Oggi il Vulcano è in fase di quiescenza; si limita a emettere visibili
fumarole all’interno del cratere e le sue falde sono intensamente
abitate e coltivate. Case, alberghi, ristoranti,
villette, palazzi, hotel e uffici sono stati
edificati fino a 700 metri di altura, pertanto l’edilizia è ampiamente
sviluppata attorno al Vulcano, sebbene nel corso degli anni sono state
emanate leggi che hanno
proibito la realizzazione di vari e diversi immobili in determinate zone
vesuviane.

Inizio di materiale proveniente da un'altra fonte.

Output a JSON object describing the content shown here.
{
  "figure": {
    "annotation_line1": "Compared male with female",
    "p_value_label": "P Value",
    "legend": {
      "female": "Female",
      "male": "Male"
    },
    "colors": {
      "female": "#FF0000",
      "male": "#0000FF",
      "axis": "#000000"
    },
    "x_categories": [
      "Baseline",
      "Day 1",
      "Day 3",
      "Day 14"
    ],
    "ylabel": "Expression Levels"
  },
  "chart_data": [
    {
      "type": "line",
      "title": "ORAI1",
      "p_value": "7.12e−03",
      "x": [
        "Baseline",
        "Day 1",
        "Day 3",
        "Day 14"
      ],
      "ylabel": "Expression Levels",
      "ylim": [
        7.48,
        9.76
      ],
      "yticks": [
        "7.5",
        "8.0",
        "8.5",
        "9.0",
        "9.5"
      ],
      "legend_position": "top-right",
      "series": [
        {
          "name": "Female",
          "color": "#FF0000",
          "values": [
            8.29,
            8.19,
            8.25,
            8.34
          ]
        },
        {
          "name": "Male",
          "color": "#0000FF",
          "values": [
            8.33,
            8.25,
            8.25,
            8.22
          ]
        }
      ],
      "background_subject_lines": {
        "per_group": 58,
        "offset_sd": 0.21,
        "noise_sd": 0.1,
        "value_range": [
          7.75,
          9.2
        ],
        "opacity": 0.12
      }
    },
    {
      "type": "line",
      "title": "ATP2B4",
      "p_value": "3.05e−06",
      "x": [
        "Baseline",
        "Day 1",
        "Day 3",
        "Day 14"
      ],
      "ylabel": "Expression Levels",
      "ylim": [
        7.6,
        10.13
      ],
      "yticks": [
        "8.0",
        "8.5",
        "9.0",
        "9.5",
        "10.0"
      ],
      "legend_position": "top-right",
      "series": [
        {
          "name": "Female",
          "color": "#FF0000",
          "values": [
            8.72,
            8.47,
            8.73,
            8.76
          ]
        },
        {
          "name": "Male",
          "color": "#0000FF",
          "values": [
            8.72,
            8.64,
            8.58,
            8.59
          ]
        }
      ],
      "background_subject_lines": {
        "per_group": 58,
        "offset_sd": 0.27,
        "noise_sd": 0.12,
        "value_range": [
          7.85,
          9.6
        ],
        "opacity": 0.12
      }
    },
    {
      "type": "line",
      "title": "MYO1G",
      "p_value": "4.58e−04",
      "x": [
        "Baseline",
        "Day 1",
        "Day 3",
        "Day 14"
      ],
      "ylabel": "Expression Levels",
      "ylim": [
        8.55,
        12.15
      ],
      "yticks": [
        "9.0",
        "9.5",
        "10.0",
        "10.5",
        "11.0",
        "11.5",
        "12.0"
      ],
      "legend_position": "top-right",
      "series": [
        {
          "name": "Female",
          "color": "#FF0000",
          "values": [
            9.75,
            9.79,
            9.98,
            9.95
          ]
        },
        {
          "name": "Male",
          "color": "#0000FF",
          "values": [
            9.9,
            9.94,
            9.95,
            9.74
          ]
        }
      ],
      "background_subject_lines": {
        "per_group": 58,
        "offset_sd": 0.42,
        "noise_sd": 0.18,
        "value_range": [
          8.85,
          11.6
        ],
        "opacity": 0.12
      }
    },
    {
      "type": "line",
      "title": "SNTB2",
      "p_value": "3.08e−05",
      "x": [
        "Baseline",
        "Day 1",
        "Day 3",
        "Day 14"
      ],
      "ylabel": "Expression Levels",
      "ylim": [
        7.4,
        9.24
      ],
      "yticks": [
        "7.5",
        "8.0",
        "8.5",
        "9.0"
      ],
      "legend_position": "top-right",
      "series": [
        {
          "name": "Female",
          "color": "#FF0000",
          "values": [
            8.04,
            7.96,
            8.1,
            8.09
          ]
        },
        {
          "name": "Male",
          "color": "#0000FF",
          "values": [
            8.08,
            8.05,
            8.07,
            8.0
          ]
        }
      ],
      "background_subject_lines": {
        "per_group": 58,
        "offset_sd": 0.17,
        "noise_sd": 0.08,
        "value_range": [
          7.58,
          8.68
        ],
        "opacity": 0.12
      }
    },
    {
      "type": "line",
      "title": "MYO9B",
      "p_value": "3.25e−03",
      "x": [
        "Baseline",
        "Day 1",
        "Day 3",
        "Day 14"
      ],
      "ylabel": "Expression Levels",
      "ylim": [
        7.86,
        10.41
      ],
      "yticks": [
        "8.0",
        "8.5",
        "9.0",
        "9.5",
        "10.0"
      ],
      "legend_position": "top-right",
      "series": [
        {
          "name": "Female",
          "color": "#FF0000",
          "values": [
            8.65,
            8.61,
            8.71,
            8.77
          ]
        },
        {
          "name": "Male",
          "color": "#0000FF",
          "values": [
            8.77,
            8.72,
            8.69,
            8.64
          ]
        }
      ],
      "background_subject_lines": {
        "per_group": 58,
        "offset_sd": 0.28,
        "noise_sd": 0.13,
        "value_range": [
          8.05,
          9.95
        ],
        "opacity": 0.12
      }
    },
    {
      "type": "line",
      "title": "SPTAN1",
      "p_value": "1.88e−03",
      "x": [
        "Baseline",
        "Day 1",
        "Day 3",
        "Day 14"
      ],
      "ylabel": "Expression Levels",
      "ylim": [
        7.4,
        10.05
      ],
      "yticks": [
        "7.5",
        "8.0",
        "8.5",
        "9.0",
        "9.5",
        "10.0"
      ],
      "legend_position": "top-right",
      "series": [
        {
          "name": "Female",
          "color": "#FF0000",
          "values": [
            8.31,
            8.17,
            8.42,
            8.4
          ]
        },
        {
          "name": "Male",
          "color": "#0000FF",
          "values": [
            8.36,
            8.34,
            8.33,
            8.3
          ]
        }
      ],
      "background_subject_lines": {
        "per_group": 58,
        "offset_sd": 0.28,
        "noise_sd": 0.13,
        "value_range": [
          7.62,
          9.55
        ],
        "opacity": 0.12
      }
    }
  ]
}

I paesi che circondano il Vesuvio sono detti per l’appunto Paesi Vesuviani
e tra essi 18 Comuni sono ad alto rischio: Pompei,
S. Anastasia, Torre del Greco, Somma Vesuviana, Torre Annunziata,
Ercolano, Pollena Trocchia, Boscoreale, Portici, Boscotrecase, Trecase,
S. Giorgio a Cremano, Terzigno, S. Giuseppe Vesuviano, S. Sebastiano al
Vesuvio, Massa di Somma e Cercola. Essi infatti vengono indicati come
paesi appartenenti alla
Zona Rossa, (area dei paesi da evacuare poiché in quest’ area è prevista una distruzione totale); ciò significa che circa 578.175 persone
sono in pericolo. Si ricorda che è stato steso un apposito
piano di evacuazione dalla questura di Napoli,
garantendo un’ operazione ordinata e coordinata molto efficace ed
efficiente. I cittadini qualora dovranno allontanarsi dall'area a
rischio avranno a disposizione
vari mezzi di trasporto: treni, navi, bus e auto.
Inoltre sono state designate con differenti colori le altre zone
considerate meno rischiose, a secondo la gravità di una eventuale
eruzione abbiamo dunque la zona rossa, la zona arancione, la zona verde e quella gialla.